Emily’s eyes widened. “You’re really going to help me, even though I lied to you?”
“You have to do the work. If you’ll see it through, I’ll know you’ve learned your lesson.”
Charity felt as surprised as Emily looked. She’d figured Josh would lecture the girl, then let her go. Instead he’d offered her a way to get everything she wanted, while still having to be responsible and show initiative.
Emily stood, rushed to Josh and hugged him. Then she stepped back. “I’ll be there,” she promised. “I’ll do whatever you say. I swear. I’m so sorry.” She turned to Charity. “I am sorry. I was desperate and that’s not an excuse. Please don’t be mad at him.”
“I’m not,” Charity told her.
“Thank you,” Emily said again. She hurried to the door and let herself out.
Josh walked over to a small cabinet by the wall, pulled out a bottle of Scotch.
“Want some?” he asked.
“I’ll wait and have wine with dinner.”
He poured himself a glass, then set down the bottle and took a long drink. “Welcome to my world.”
“Does that happen a lot?”
“Every now and then, in different forms. People get desperate, I’m an easy target.” He looked at her over the glass. “You know I didn’t sleep with her, right?”
“Of course. I knew it before she confessed everything.”
He put down the glass. “How?”
“You told me there hadn’t been anyone for a while and I believed you. Plus, she’s not really your type.”

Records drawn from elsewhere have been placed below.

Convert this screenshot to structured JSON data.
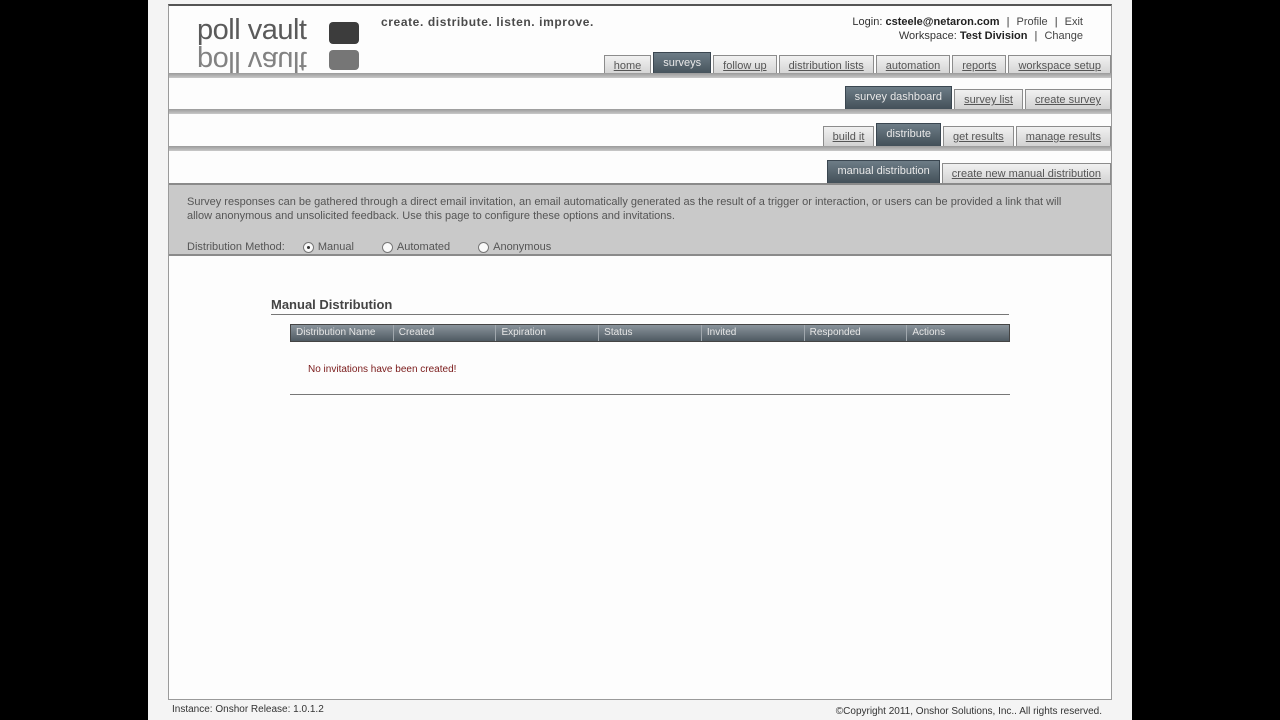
{
  "brand": {
    "name": "poll vault",
    "tagline": "create.  distribute.  listen.  improve."
  },
  "user": {
    "login_label": "Login:",
    "login_email": "csteele@netaron.com",
    "profile": "Profile",
    "exit": "Exit",
    "workspace_label": "Workspace:",
    "workspace_name": "Test Division",
    "change": "Change"
  },
  "nav": {
    "main_tabs": [
      "home",
      "surveys",
      "follow up",
      "distribution lists",
      "automation",
      "reports",
      "workspace setup"
    ],
    "main_active": 1,
    "survey_tabs": [
      "survey dashboard",
      "survey list",
      "create survey"
    ],
    "survey_active": 0,
    "build_tabs": [
      "build it",
      "distribute",
      "get results",
      "manage results"
    ],
    "build_active": 1,
    "dist_tabs": [
      "manual distribution",
      "create new manual distribution"
    ],
    "dist_active": 0
  },
  "info": {
    "text": "Survey responses can be gathered through a direct email invitation, an email automatically generated as the result of a trigger or interaction, or users can be provided a link that will allow anonymous and unsolicited feedback. Use this page to configure these options and invitations.",
    "method_label": "Distribution Method:",
    "methods": [
      "Manual",
      "Automated",
      "Anonymous"
    ],
    "selected_method": "Manual"
  },
  "section": {
    "title": "Manual Distribution",
    "columns": [
      "Distribution Name",
      "Created",
      "Expiration",
      "Status",
      "Invited",
      "Responded",
      "Actions"
    ],
    "empty_message": "No invitations have been created!"
  },
  "footer": {
    "instance": "Instance: Onshor   Release: 1.0.1.2",
    "copyright": "©Copyright 2011, Onshor Solutions, Inc.. All rights reserved."
  }
}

He crossed to her and put his hands on her waist. “What’s my type?”
“I’m not sure exactly, but I’m confident you’re not into girls still in high school.”
“You know me well.”
He kissed her.
As his mouth claimed hers, she realized that tonight she knew him a little better than she had before. He could have simply thrown Emily out after her confession. There was no reason for him to help a girl he didn’t know who’d tried to blackmail him. Josh was a complicated man. He was also someone she liked. A lot.
The thought terrified her. Not only did she have to worry about the stupidity of falling for a man like him, she had her own hideous track record looming. Still, it was too late to run for cover now.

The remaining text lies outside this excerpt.